Berdasarkan situs Sistem Informasi Spasial dan Dokumentasi, luas kawasan KPH Dempo mencapai 92.239 hektar, 15.863 hektar di antaranya adalah hutan lindung.
Di dalam kawasan KPH Dempo setidaknya tercatat tiga kali serangan harimau yang menyebabkan satu orang tewas dan dua orang lainnya terluka. Dua kasus terjadi di dekat Desa Tebat Benawa, Kecamatan Dempo Selatan, dan satu kasus di kawasan Tugu Rimau.
Kepala Kepolisian Resor Kota Pagar Alam Ajun Komisaris Besar Dolly Gumara menuturkan, sampai saat ini pihaknya sudah mengevakuasi 20 petani yang ada di kawasan hutan lindung untuk menghindari konflik dengan harimau. ”Mereka biasanya adalah petani kopi yang beraktivitas di sana,” katanya.
Kami belum mengetahui apakah petani yang menanam kopi tersebut sudah memiliki izin atau belum.
Dolly mengatakan, pihaknya belum bisa melakukan penegakan hukum karena di kawasan hutan lindung tersebut ada kawasan yang sudah mengantongi izin usaha pengelolaan hutan kemasyarakatan (IUP-HKm). Izin itu membolehkan masyarakat untuk mengelola hutan. ”Kami belum mengetahui apakah petani yang menanam kopi tersebut sudah memiliki izin atau belum,” kata Dolly.
Menurut dia, perlu dilakukan pemetaan lagi apakah kawasan perhutanan sosial tersebut bersentuhan dengan koridor satwa, terutama harimau. ”Jika memang terjadi, tentu akan membahayakan,” kata Dolly.
Menanggapi hal ini, Ardiansyah membenarkan adanya kawasan hutan kemasyarakatan di dalam kawasan hutan lindung. Namun, konflik yang terjadi selama ini berada di luar kawasan perhutanan sosial.
”Biasanya, masyarakat yang sudah memiliki izin dapat beradaptasi dengan kondisi satwa di sana sehingga tidak pernah terjadi konflik,” ucapnya.
Selama ini, keberadaan warga yang ada di kawasan perhutanan sosial membantu pemerintah untuk mengawasi aktivitas di dalam hutan lindung. ”Mereka yang melaporkan adanya perambahan. Bahkan, mereka juga yang melarang pendatang untuk membuka lagi lahan,” katanya.

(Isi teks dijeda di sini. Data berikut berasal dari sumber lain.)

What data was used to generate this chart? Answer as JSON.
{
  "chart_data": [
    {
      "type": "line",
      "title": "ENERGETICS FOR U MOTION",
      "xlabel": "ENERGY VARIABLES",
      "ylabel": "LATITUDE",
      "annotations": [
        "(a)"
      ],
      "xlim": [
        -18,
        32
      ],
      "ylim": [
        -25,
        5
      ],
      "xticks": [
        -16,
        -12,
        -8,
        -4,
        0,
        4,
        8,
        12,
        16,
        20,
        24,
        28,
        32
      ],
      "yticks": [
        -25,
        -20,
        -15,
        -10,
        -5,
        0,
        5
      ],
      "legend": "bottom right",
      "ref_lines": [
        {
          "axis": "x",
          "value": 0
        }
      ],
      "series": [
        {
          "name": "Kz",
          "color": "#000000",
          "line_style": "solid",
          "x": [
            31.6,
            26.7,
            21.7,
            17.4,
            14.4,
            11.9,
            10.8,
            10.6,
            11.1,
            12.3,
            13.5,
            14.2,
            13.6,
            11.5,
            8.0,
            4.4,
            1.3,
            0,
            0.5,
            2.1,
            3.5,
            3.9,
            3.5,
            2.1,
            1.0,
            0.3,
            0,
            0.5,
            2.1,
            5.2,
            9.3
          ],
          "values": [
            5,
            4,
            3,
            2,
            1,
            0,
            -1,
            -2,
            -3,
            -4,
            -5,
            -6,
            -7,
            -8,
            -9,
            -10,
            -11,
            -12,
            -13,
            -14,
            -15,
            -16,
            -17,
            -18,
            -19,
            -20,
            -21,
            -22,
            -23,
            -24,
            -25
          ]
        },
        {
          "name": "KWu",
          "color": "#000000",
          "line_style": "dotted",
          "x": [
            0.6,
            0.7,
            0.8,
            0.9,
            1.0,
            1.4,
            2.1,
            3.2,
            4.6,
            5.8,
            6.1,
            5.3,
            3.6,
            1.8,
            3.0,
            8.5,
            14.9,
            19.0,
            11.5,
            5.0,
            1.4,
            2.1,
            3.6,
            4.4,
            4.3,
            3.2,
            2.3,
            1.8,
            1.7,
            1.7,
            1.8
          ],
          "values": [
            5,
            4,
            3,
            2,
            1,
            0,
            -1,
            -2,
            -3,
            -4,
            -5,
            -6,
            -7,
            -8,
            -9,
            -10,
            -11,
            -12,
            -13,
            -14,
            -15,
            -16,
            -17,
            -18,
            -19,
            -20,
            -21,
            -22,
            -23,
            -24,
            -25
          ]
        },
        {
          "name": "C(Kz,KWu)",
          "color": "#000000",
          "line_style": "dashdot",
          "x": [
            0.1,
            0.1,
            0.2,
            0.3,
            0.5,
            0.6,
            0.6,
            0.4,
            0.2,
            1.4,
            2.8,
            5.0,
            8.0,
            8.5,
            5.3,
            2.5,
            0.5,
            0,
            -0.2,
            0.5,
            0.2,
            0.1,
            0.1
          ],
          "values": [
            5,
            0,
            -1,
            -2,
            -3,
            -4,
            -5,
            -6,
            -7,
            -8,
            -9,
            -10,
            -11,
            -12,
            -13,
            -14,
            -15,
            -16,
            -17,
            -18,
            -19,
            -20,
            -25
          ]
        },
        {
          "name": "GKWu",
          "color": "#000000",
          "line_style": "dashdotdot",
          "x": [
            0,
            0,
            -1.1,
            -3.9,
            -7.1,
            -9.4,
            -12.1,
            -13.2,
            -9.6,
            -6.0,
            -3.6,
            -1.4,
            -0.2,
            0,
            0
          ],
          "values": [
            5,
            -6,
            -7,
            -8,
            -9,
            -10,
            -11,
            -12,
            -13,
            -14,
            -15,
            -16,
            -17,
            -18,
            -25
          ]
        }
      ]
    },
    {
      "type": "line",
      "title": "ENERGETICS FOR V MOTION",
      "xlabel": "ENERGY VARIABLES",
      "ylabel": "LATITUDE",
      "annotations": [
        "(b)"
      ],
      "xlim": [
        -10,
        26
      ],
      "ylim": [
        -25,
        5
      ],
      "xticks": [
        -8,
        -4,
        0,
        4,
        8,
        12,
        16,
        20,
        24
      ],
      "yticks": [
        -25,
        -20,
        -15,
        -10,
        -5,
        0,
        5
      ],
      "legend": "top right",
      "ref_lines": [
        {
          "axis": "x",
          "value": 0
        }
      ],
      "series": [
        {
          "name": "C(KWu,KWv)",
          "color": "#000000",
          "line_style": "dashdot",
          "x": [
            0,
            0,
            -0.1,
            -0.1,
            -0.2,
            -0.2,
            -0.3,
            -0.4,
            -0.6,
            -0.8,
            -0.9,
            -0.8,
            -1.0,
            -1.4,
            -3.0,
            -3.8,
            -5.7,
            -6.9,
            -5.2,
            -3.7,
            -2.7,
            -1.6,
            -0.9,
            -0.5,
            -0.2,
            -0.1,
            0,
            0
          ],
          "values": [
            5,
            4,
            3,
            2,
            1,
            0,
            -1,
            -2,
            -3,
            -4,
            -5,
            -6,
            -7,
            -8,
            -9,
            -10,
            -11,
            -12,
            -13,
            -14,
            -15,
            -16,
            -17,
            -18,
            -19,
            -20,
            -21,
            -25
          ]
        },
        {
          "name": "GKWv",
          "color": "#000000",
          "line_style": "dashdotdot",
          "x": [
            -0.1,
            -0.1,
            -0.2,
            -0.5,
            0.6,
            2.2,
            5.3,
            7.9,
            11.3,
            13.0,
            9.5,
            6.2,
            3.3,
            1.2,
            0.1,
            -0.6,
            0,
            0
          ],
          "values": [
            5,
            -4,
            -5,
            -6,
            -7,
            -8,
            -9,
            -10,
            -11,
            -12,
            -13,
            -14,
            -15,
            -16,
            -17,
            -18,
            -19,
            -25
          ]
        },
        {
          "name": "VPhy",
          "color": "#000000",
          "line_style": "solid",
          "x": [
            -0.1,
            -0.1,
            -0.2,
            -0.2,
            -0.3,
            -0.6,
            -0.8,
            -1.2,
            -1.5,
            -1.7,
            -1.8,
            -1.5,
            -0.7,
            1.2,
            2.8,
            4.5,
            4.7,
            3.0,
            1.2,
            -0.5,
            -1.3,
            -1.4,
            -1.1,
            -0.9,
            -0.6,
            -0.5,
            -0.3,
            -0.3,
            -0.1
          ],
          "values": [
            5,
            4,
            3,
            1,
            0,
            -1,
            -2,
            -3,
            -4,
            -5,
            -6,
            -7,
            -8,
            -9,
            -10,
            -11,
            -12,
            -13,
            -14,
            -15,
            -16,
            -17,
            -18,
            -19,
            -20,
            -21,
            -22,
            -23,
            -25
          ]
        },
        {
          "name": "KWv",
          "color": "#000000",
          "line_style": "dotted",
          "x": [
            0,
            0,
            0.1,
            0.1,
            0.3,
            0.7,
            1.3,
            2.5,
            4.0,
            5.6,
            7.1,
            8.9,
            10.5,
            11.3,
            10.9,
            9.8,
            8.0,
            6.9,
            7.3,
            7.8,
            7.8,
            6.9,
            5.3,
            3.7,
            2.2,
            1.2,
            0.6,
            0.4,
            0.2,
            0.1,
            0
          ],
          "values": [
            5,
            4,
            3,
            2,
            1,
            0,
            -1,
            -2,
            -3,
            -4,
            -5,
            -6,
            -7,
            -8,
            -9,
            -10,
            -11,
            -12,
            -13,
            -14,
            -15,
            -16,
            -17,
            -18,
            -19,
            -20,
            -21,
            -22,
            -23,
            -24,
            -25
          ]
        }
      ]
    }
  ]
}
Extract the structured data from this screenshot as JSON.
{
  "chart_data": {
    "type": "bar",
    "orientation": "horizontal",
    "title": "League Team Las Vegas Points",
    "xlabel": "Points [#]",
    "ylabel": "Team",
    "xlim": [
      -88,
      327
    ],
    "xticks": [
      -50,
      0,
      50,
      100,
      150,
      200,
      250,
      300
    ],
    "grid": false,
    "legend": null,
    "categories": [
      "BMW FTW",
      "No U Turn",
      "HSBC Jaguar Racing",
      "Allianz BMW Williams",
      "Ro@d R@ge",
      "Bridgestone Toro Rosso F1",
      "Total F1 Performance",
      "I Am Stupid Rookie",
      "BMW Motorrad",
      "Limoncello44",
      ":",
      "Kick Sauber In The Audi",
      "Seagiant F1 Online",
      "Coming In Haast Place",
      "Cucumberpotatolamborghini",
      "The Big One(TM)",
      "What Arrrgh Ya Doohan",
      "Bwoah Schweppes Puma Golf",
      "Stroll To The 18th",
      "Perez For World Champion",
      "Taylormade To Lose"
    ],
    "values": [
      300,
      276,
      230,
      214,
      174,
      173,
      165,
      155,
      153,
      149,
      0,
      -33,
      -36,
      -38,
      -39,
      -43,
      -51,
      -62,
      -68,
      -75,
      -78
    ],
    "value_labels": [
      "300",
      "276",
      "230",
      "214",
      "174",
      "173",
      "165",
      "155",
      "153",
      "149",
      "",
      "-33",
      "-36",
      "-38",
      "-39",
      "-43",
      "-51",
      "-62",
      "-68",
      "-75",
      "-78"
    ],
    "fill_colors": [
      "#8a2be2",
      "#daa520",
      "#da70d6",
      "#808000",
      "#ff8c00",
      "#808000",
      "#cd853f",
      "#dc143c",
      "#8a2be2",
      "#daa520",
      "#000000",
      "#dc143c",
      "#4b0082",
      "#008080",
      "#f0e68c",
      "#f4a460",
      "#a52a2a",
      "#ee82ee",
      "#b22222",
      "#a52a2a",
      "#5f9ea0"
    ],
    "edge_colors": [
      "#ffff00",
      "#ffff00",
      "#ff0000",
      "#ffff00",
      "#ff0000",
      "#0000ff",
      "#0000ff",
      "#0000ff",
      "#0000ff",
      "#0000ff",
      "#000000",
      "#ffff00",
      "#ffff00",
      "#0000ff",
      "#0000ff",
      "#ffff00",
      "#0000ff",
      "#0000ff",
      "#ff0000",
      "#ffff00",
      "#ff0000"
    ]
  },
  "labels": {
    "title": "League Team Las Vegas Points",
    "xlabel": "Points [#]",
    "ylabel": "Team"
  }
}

Kepala Seksi Kawasan Konservasi Sumber Daya Alam Wilayah II Lahat BKSDA Sumsel Martialis Puspito memastikan, semua konflik antara manusia dan satwa tersebut dipastikan di luar kawasan perhutanan sosial. Adapun yang menjadi korban adalah para warga pendatang.
Menurut dia, konflik yang terjadi saat ini disebabkan adanya aktivitas yang mengganggu ekosistem satwa. Dalam penelusuran, konflik terjadi karena adanya penebangan liar di dalam hutan lindung dan penyemprotan racun rumput di kawasan yang sudah ditebang. ”Dalam aktivitas tersebut, kebetulan ada harimau yang mungkin bereaksi atas aktivitas tersebut,” katanya.
Untuk itu, dalam waktu dekat, akan ada kebijakan guna mengurangi aktivitas di dalam hutan lindung, baik dengan maklumat atau imbauan. ”Saya berharap maklumat yang dikeluarkan sehingga ada sanksi yang diberikan bagi yang melanggar,” kata Martialis. Maklumat serupa sudah dikeluarkan pemerintah untuk mengurangi dampak kebakaran hutan dan lahan di Sumsel.